A nurse who is admitting a client who has a fractured femur obtains a blood pressure reading of 140/94 mmHg. The client denies any history of hypertension. Which of the following actions should the nurse take next?
- A. Request a prescription for an antihypertensive medication
- B. Ask the client if she is having pain
- C. Request a prescription for an anti-anxiety medication
- D. Return in 30 minutes to recheck the client's BP
Correct Answer: B
Rationale: The correct answer is B. When a client with a fractured femur presents with an elevated blood pressure reading, it is important for the nurse to first assess if the client is in pain. Pain can cause an increase in blood pressure due to stress and sympathetic nervous system activation. Addressing pain management is crucial to providing holistic care and may help lower the blood pressure without the need for antihypertensive medications. Requesting an antihypertensive medication (choice A) without addressing the potential pain issue would not be appropriate at this time. Similarly, requesting an anti-anxiety medication (choice C) without further assessment would not address the underlying cause of the elevated blood pressure. Returning in 30 minutes to recheck the client's BP (choice D) is not as proactive as addressing the potential pain issue immediately.
A nurse is providing discharge instructions to a client who has a prescription for the use of oxygen in his home. Which of the following should the nurse teach the client about using oxygen safely in his home? Select all.

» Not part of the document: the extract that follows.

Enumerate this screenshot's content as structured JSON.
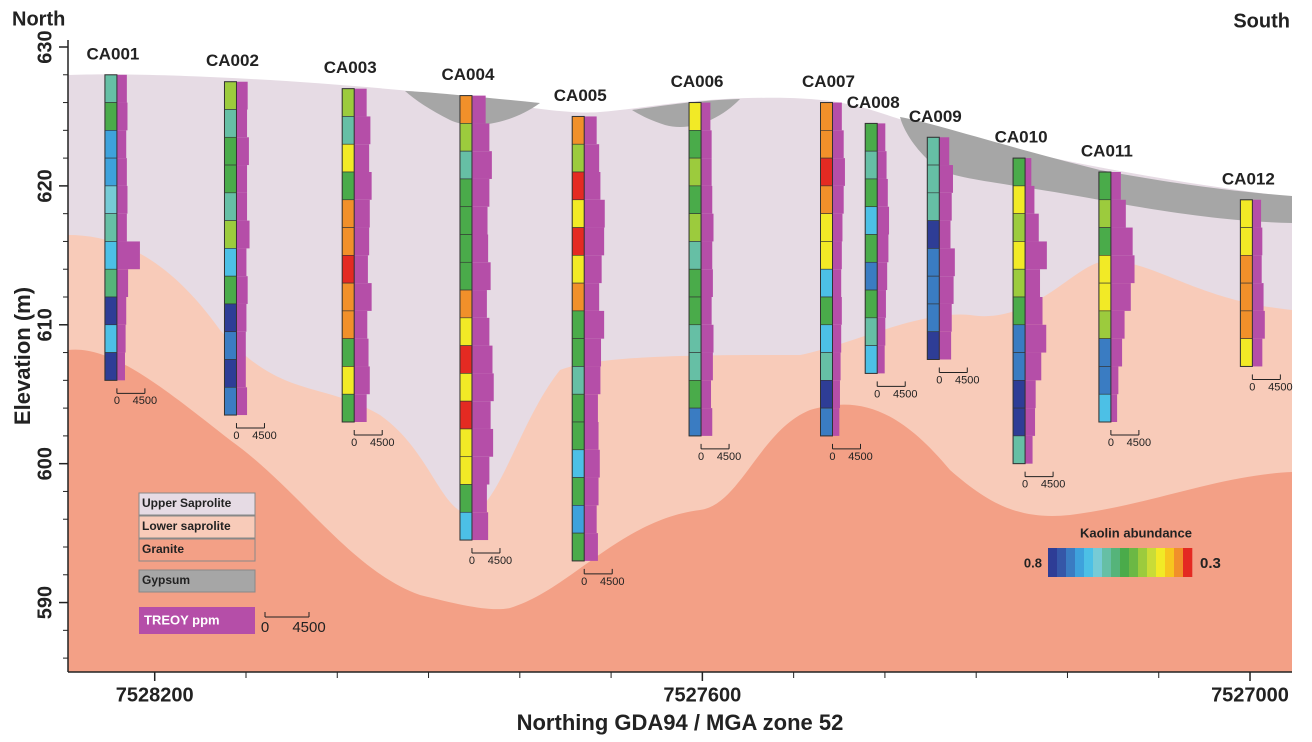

- A. Family members who smoke must be at least 10 ft from the client when the oxygen is in use
- B. Nail polish should not be used near a client who is receiving oxygen
- C. A 'No smoking' sign should be placed on the front door
- D. Cotton bedding & clothing should be replaced with items made from wool
- E. A fire extinguisher should be readily available in the home
Correct Answer: B, C, E
Rationale: The correct answers are B, C, and E.
B: Nail polish should not be used near a client who is receiving oxygen to prevent a fire hazard as it is flammable.
C: A 'No smoking' sign should be placed on the front door to remind visitors not to smoke near the oxygen source.
E: A fire extinguisher should be readily available in the home to handle any fire emergencies related to oxygen use.
Incorrect choices:
A: Family members who smoke must be at least 10 ft from the client when the oxygen is in use is not as crucial as preventing ignition sources like nail polish.
D: Replacing cotton bedding & clothing with wool is unnecessary for oxygen safety.